Trawling through the archives of the British Library throws up some bizarre stories – take the mid-Victorian editions of Human Nature magazine, for example. This compendium of alternative and new age beliefs – ranging from Shakerism to spirit photography and dress reform (principally to prevent Victorian women going up in flames along with their combustible skirts, as they were doing at a rate of 300 fatalities a year) – is a fascinating glimpse into another era, and their yellowing pages shout out at you with evidence that nothing much has really changed.

One report dwelt on the issue of euthanasia, while in June 1867 Human Nature's latest campaign centred round "The Vaccination Humbug", and the possible harmful effects of compulsory mass immunisation. It reported that "a large number of petitions have been from time to time presented to Parliament against Compulsory Vaccination, and many from parents who alleged that they had lost children by death through the operation, and wished to give evidence respecting their cases; but these petitions have not been made public."

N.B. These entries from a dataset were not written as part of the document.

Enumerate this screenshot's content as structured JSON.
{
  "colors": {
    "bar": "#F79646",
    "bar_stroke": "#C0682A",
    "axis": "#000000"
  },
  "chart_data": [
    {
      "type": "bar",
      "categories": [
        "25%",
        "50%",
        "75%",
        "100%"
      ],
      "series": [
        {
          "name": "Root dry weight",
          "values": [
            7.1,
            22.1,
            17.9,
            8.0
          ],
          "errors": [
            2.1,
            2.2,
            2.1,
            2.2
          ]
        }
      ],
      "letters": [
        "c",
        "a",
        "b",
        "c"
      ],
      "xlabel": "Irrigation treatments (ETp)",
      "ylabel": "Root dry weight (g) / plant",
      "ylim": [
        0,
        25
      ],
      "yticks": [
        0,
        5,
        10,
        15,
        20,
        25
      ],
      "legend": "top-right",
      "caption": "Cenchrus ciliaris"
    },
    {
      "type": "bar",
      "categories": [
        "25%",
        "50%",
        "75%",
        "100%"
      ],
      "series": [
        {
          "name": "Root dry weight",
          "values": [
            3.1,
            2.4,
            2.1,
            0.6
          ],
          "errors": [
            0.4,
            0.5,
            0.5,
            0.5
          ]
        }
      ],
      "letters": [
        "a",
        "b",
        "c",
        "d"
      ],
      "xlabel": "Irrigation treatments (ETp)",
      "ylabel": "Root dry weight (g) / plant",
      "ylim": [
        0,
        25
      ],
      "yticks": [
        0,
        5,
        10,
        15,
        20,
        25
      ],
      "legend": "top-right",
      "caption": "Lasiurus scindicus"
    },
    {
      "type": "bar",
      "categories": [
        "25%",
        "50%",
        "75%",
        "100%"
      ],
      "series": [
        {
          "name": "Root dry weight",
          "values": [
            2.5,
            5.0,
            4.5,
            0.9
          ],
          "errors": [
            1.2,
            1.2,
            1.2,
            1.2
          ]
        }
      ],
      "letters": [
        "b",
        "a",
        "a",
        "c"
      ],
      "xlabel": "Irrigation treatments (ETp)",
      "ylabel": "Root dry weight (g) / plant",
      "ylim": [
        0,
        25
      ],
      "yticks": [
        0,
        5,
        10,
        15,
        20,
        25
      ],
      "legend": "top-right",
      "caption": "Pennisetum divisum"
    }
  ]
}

The fear was of the hubris of the modern medical profession, state intervention, and medicine as violation: "To overthrow this huge piece of physiological absurdity and medical tyranny, an Anti-Compulsory Vaccination League has been formed: Office 1 South Place, Finsbury, London E.C.," declared Richard Gibbs, who ran the Free Hospital at the same address. "I believe we have hundreds of cases here, from being poisoned with vaccination, I deem incurable. One member of a family dating syphilitic symptoms from the time of vaccination, when all the other members of the family have been clear. We strongly advise parents to go to prison, rather than submit to have their helpless offspring inoculated with scrofula, syphilis, and mania." Indeed, members of sects such as the Peculiar People did go to jail for such beliefs. In a week in which yet another report has dismissed claims of a link between the MMR jab and autism, Human Nature's pages make salutary reading.